В самом деле влияние эпохи Екатерины было еще сильно. Исторические эпохи не кончаются в одночасье. Эпоха павловская за своей краткостью и контрастностью по сравнению с эпохой предыдущей стала исключением из правил. Хотя фанатичная фрунтомания, привитая Павлом своим сыновьям, опасно роднила два царствования…
Положение оказавшегося в Петербурге Ермолова было таково, что его вряд ли волновали политические новшества, сопровождавшие смену персон на троне, восстановление дворянских выборов, отмена запрещения на ввоз в Россию иностранных книг, даже подтверждение Жалованной грамоты дворянству, декларирующей дворянские вольности и замороженной Павлом.
Его заботила собственная судьба. В подробных письмах Казадаеву, даже в тех, что пересылались с оказиями, нет и следа политических соображений.
Ермолов был сосредоточен на одной упорной мысли: как вернуть потерянное за годы опалы, как восстановить нормальный ход военной карьеры.
Вообще политические представления Алексея Петровича — сфера таинственная…
Вокруг Александра оказались люди, сформировавшиеся хотя в екатерининское время, но в разных слоях. Были две влиятельные группы. Первая — «молодые друзья» нового императора: граф Павел Строганов, бывший активным свидетелем французской революции и напитавшийся ее идеями; граф Виктор Кочубей, дипломат, племянник Безбородко; князь Адам Чарторыйский, польский патриот, который через три года станет министром иностранных дел России; Николай Новосильцев, боевой офицер, воевавший в 1794 году против Костюшко, несколько лет живший в Лондоне, человек выраженного государственного ума. Все они, кроме сорокалетнего Новосильцева, были ненамного старше 24-летнего императора. Все они были безусловные либералы, мечтавшие о существенных преобразованиях государственной жизни империи.
Второй крупной группировкой были екатерининские маститые вельможи, заседавшие в Государственном совете.

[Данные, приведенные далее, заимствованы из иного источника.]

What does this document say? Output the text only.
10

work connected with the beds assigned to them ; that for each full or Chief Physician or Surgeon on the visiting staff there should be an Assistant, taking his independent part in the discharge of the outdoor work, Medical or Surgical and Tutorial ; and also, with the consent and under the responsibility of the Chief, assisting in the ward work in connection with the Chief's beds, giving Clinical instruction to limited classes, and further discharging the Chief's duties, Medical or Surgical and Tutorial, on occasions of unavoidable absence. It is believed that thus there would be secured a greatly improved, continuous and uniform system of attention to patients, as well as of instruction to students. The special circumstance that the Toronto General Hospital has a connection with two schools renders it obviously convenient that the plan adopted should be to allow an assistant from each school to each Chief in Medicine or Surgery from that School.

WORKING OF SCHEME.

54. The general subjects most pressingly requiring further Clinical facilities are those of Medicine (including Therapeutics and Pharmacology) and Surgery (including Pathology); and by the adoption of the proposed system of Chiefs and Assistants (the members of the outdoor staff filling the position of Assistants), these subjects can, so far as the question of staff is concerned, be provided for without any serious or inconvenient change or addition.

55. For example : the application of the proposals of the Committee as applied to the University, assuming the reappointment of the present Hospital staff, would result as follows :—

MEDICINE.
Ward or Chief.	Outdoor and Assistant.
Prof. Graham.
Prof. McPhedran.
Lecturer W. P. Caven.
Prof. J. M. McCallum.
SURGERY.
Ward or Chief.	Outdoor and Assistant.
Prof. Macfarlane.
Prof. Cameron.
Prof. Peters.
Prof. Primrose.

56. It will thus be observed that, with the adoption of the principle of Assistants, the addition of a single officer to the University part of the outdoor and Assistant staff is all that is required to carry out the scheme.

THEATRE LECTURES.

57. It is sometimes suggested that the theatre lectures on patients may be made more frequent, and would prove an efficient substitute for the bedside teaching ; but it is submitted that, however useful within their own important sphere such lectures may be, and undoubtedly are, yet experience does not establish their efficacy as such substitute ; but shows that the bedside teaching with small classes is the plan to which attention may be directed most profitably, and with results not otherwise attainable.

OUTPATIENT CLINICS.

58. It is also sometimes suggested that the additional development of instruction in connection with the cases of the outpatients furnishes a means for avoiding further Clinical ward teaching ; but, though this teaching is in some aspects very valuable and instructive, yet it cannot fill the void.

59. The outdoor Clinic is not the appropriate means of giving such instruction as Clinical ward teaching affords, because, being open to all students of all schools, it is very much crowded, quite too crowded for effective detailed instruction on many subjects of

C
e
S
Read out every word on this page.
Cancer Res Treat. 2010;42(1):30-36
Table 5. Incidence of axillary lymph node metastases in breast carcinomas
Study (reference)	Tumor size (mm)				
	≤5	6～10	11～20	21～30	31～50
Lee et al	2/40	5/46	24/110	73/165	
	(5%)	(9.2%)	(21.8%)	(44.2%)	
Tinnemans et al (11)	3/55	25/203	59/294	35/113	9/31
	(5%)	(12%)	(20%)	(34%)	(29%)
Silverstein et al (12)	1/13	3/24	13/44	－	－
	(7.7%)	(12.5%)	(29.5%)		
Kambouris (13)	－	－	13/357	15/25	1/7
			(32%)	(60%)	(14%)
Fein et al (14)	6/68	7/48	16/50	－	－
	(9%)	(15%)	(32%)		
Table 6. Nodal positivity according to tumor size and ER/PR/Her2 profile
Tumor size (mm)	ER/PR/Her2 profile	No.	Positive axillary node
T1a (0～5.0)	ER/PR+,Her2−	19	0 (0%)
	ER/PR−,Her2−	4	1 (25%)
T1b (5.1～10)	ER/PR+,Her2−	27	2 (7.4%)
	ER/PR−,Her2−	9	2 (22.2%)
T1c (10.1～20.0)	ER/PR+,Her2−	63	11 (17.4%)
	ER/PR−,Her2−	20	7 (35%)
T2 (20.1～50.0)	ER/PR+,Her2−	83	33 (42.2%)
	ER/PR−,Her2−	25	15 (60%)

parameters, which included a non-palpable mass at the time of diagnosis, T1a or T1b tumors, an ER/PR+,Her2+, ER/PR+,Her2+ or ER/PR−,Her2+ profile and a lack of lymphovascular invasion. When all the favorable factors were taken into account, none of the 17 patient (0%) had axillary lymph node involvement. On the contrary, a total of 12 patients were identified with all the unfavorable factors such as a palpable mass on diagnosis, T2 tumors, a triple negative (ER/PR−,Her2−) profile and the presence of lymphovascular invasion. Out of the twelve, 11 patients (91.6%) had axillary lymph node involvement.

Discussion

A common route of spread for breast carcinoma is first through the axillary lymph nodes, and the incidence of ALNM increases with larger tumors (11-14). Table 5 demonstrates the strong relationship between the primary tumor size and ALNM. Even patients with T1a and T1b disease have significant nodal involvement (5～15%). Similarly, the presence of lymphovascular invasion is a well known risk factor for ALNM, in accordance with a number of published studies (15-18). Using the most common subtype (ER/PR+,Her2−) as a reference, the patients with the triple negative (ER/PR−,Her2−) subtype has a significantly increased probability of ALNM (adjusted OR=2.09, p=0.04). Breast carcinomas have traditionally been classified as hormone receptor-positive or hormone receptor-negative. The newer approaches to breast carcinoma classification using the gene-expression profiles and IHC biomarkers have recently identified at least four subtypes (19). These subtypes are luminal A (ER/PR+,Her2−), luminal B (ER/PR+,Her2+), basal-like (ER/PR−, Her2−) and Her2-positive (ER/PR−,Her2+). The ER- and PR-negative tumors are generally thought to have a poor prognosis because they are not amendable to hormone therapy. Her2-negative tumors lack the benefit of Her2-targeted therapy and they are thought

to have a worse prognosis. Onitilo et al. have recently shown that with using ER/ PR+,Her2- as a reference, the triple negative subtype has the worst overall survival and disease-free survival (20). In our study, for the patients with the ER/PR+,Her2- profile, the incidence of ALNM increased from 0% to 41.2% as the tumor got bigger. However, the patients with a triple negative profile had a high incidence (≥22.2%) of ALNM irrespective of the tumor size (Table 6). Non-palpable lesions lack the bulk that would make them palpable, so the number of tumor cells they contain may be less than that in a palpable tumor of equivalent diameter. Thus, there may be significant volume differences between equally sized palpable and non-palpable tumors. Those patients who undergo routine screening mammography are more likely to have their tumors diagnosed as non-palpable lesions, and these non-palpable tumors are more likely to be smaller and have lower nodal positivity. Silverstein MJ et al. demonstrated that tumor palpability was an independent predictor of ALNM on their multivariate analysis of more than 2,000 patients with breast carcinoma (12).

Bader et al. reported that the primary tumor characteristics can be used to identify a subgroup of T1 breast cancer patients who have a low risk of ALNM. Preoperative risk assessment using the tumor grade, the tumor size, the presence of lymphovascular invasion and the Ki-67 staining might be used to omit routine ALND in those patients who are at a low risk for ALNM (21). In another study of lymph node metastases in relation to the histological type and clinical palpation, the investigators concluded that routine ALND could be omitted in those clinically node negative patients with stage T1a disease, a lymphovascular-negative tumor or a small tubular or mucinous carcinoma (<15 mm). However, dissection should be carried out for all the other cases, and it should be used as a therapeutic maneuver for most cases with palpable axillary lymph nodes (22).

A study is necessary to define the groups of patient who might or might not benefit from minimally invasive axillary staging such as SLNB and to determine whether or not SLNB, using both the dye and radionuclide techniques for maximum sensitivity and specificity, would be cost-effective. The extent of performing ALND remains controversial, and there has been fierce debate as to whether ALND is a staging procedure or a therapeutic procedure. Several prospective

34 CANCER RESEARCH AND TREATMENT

Первым серьезным столкновением между ними был спор о судьбе Грузии. Спор, от решения которого, как выяснилось через 15 лет, зависела судьба Ермолова. Именно тогда, в летние месяцы 1801 года, решался не только вопрос, быть ли Грузии частью Российской империи или остаться жертвой свирепой борьбы интересов окружавших ее исламских деспотий и воинственных горных народов, но и более частный вопрос: останется ли будущий генерал Ермолов на обычной рутинной стезе среди десятка таких же ярких, но заключенных в строгие рамки фигур, или же вырвется в совершенно иную сферу, соответствующую его «неограниченному честолюбию»?